I was injected into my right hip today, the left hip was yesterday. I almost fell asleep on the metro ride home from work. And after my consultation today, I was wiped out. I layed in bed lethargically, as if I breathed out emotion. Negative emotions, depressing and exhausted emotions. I became nervous about the energy moving within and about me. I felt shaken and somewhat distressed, yet I know it needs to happen. I fell asleep for a few hours and awoke in a slightly depressed and hypnogogic state. I think this is a process of cleansing, and now I am feeling still tired but less weighted.

Day 3
The denouement- the closing, though the treatments will continue. Today was my third successive day to see my cleanser, the Chiropractor. My temples ached from a full day at work. My head throbbed more as I approached the office. My apprehension and fear of being fully known to a new doctor, exposed, added to my headache. Fortunately, the atomosphere is relaxing in his office. I sat down. Next to me on the table, I examined the cross of Jesus laying on a chain, I think it was jewelery or rosarie beads. Unlike many doctors, he takes his time with patients. He is a healer and wants to help me feel relaxed without ailments and anxieties. I was given another shot in my hip to aid circulation.

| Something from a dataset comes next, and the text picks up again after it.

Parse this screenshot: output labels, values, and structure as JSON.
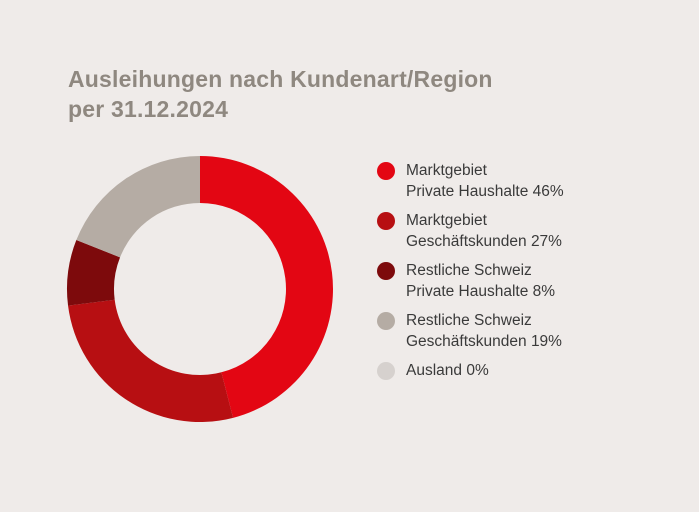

Espanol, "How do you feel?"

"My head hurts. I have a headache." Motivated by kind interrogation I explained where. I sat in a chair as he expertly placed his arm around me in a headlock.

Espanol, "And breathe out."

Cackackacccack! My neck really cracked!

"How do you feel?" He asked. The tension had leapt out of my body with the bubbling cracks!

"Could you do the other side?"

He cracked the other side of my neck and I felt exponential improvement in my head. Now, I have come down with the ailment of debilitating headaches since the age of 11. I have learned to combat these; what I perceive to be temporal stress headaches, with excersize. I never relieved temple headaches in this manner. He told me with successive treatments over time, my body/mind well-being will improve. He responded to my question about working out in Spanish, "Ease back into the exercize routine, stay off it for now. Just try to relax for now."

Although this is the only time I have seen a chiropractor, I think there is a science and an art to this craft. My skepticism of my quiropraxia falls from me like sap from a tree, slowly oozing when shaken by prophecy. I m sure there are horrible quacks so out of touch with human well-being injuring patients as I type. However, I auspiciously stumbled upon a chiropractor with heart, a healer, one to give rapid prognoses, and regimented symptomatic relief.